Die symbolische Bildrepräsentation durch das Unbewusste ist der schöpferische Quellpunkt des menschlichen Geistes in allen seinen Verwirklichungen. Nicht nur das Bewusstsein und die Begriffe seines philosophischen Weltverständnisses entstammen dem Symbol, sondern ebenso Religion, Ritus und Kult, Kunst und Brauchtum. Aber weil der symbolbildende Prozess des Unbewussten der Ursprungsort des menschlichen Geistes ist, ist auch die Sprache, die mit der Entstehung des menschlichen Bewusstseins fast identisch ist, anfangs auch immer Symbolsprache.

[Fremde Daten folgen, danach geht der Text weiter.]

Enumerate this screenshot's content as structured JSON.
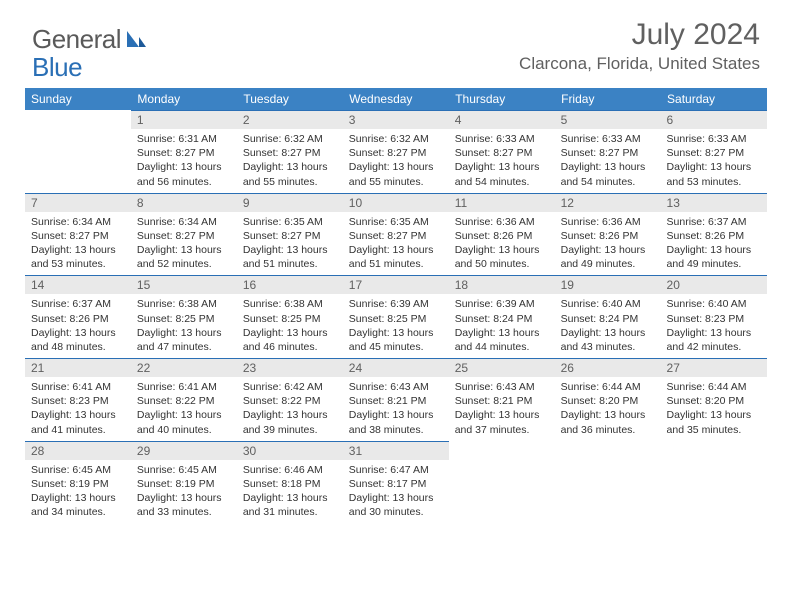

... Tendenz des Symbols, mit Hilfe von Überschneidungen, Überblendungen und Verwebungen gegensätzliche Elemente zu verbinden und die verschiedensten Lebensgebiete miteinander in Kontakt zu bringen.

Das Symbol weist hin, deutet an und erregt. Aus diese Weise setzt es das Bewusstsein in Bewegung und bringt es dazu, alle Bewusstseinsfunktionen zur Verarbeitung zu verwenden. Denn eine nur begriffliche Verarbeitung des 'Symbols erweist sich als völlig unzureichend.

Während die Symbolwirkung die Bewusstseins - Überbetonung des modernen abendländischen Menschen ausgleicht, ist sie beim Frühmenschen nicht nur bewusstseinsstärkend, sondern geradezu bewusstseinsbildend. Durch das Symbol erhebt sich die Menschheit aus der Frühphase der Gestaltlosigkeit, mit der Bildlosigkeit und Blindheit einer nur unbewussten Psyche, zur Phase der Gestaltung, deren Bildhaftigkeit eine wesentliche Voraussetzung für die Entstehung und Entwicklung des Bewusstseins ist."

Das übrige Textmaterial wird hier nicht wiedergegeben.